Água para o planeta e dinheiro para o bolso

Água para o planeta e dinheiro para o bolso

Água para o planeta e dinheiro para o bolso

José Cláudio Martins e sua esposa, Rosângela Imagem: Rodrigo Cezar Bianco

Marcelo Faria, funcionário da Dana, economiza água da natureza e dinheiro do bolso. Ele construiu em sua casa um sistema que coleta e reaproveita água da chuva. Funciona assim: as calhas da casa desviam a chuva para um reservatório. A água é então filtrada e reaproveitada para a descarga do vaso sanitário, irrigação do jardim e até para lavar o carro. É um sistema simples que traz economia de até 45% na conta de água mensal.
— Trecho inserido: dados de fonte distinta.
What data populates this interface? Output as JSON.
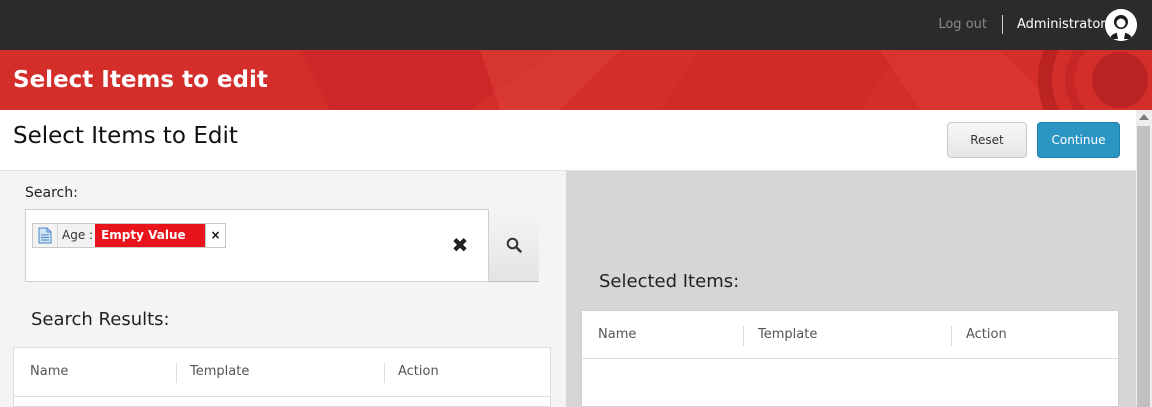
{
  "topbar": {
    "logout_label": "Log out",
    "username": "Administrator",
    "avatar_icon": "user-avatar-icon"
  },
  "header": {
    "title": "Select Items to edit",
    "accent_color": "#d42e2a"
  },
  "page": {
    "title": "Select Items to Edit",
    "reset_label": "Reset",
    "continue_label": "Continue",
    "continue_color": "#2b96c4"
  },
  "search": {
    "label": "Search:",
    "token": {
      "icon": "document-icon",
      "field": "Age :",
      "value": "Empty Value",
      "value_color": "#e8141c",
      "remove_label": "×"
    },
    "clear_icon": "clear-x-icon",
    "search_icon": "magnifier-icon"
  },
  "results": {
    "title": "Search Results:",
    "columns": [
      "Name",
      "Template",
      "Action"
    ],
    "rows": []
  },
  "selected": {
    "title": "Selected Items:",
    "columns": [
      "Name",
      "Template",
      "Action"
    ],
    "rows": []
  }
}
“Se todo mundo fizer a sua parte, não estaremos mais agredindo tanto o meio ambiente”, orgulha-se Marcelo, que não quer parar por aí. Agora, ele pretende construir uma caixa de compostagem, na qual se coloca lixo orgânico (cascas de frutas, por exemplo), serragem ou areia que, com o tempo, se decompõe e se transforma em adubo orgânico.

Exemplo similar vem de José Cláudio Martins, na Dana desde 1998, que também fez em sua casa um sistema que reaproveita a água usada na máquina de lavar. O engenho canaliza a água da máquina para uma caixa de mil litros. O líquido – que já continha um pouco de sabão e água sanitária – é então tratado com cloro e usado para limpezas gerais, como calçada e quintal, gerando economia não só de água, mas também de sabão. “É uma ajuda à companhia de água, ao meio ambiente e ao nosso bolso”, sorri José, que credita a ideia à esposa, Rosângela.

Lindomar Moraes dos Santos Imagem: Marcos Massa
Lindomar Moraes dos Santos
Imagem: Marcos Massa

Outro que também gosta de inventar coisas para poupar a natureza é Lindomar Moraes dos Santos, na Dana desde 1984. Ele também criou um sistema para reaproveitar água em casa, mas com uma economia a mais: de energia elétrica.

Funciona assim: a água da chuva armazenada numa caixa vai para a máquina de lavar, para o tanque de lavar roupa ou para a descarga do vaso sanitário. E parte da energia elétrica usada no sistema de bombeamento vem de um cata-vento que ele mesmo construiu em cima da casa, usando peças de bicicletas velhas.

“Além de economizar água, também reduzo o material que vai para o esgoto. Se todo mundo fizesse um pouco disso, muitos problemas ambientais seriam evitados”, acredita o inventor, que economiza 40% na conta mensal de água.